Measuring with rdtsc, on my Celeron it seems that a Sleep 0 is roughly 1600 cycles:
1593372 cycles for 1000*Sleep 0: 1061 µs
So it does hang around somewhere and wait for something, e.g. a new timeslice...

[hutch--]

JJ,

The spec on SleepEx() is if you set the delay to zero it will immediately return if there is no other thread to run. Set it to SleepEx,1,0 and you will force a yield even if there is no other thread on that core that is waiting.

[MichaelW]

if a thread uses Sleep to allow other threads to run...
then using a smaller elapse time means the thread is consuming more time checking the semaphore   :P

Regarding the use of Sleep 0, if there is no other thread ready to run then what is the problem with consuming time checking the semaphore?

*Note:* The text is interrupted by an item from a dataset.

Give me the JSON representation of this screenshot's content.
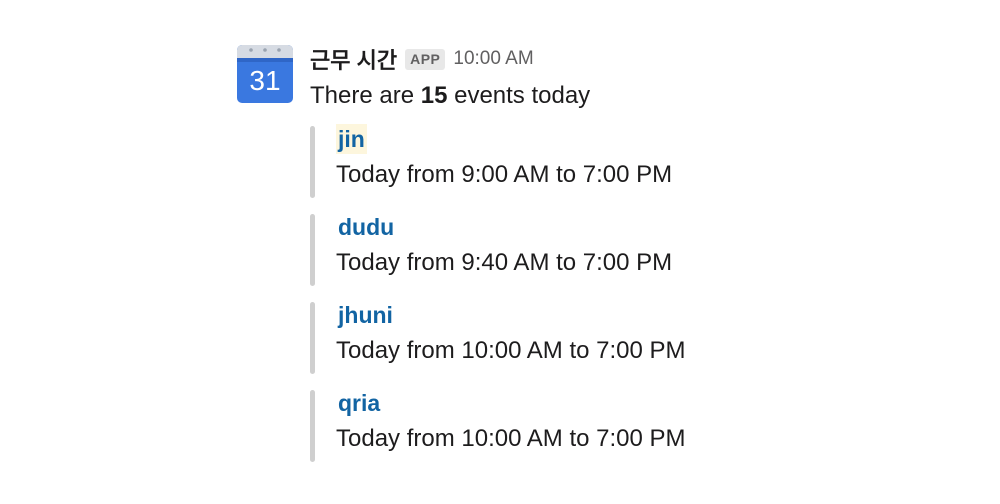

And if there is some other thread ready to run, then it will receive whatever is left of the current timeslice, which I think would typically be most of the timeslice.

[dedndave]

the assumption there is that if some other thread owns the semaphore, it must be doing something   :P
you want to allow it to finish it's work so it will release the semaphore

[jj2007]

MSDN: If you specify 0 milliseconds, the thread will relinquish the remainder of its time slice but remain ready. Note that a ready thread is not guaranteed to run immediately

My interpretation is that
- there is always another thread ready to run;
- the next action of the current thread happens in precisely the moment when it's been given a crispy fresh timeslice, which might not be "immediately".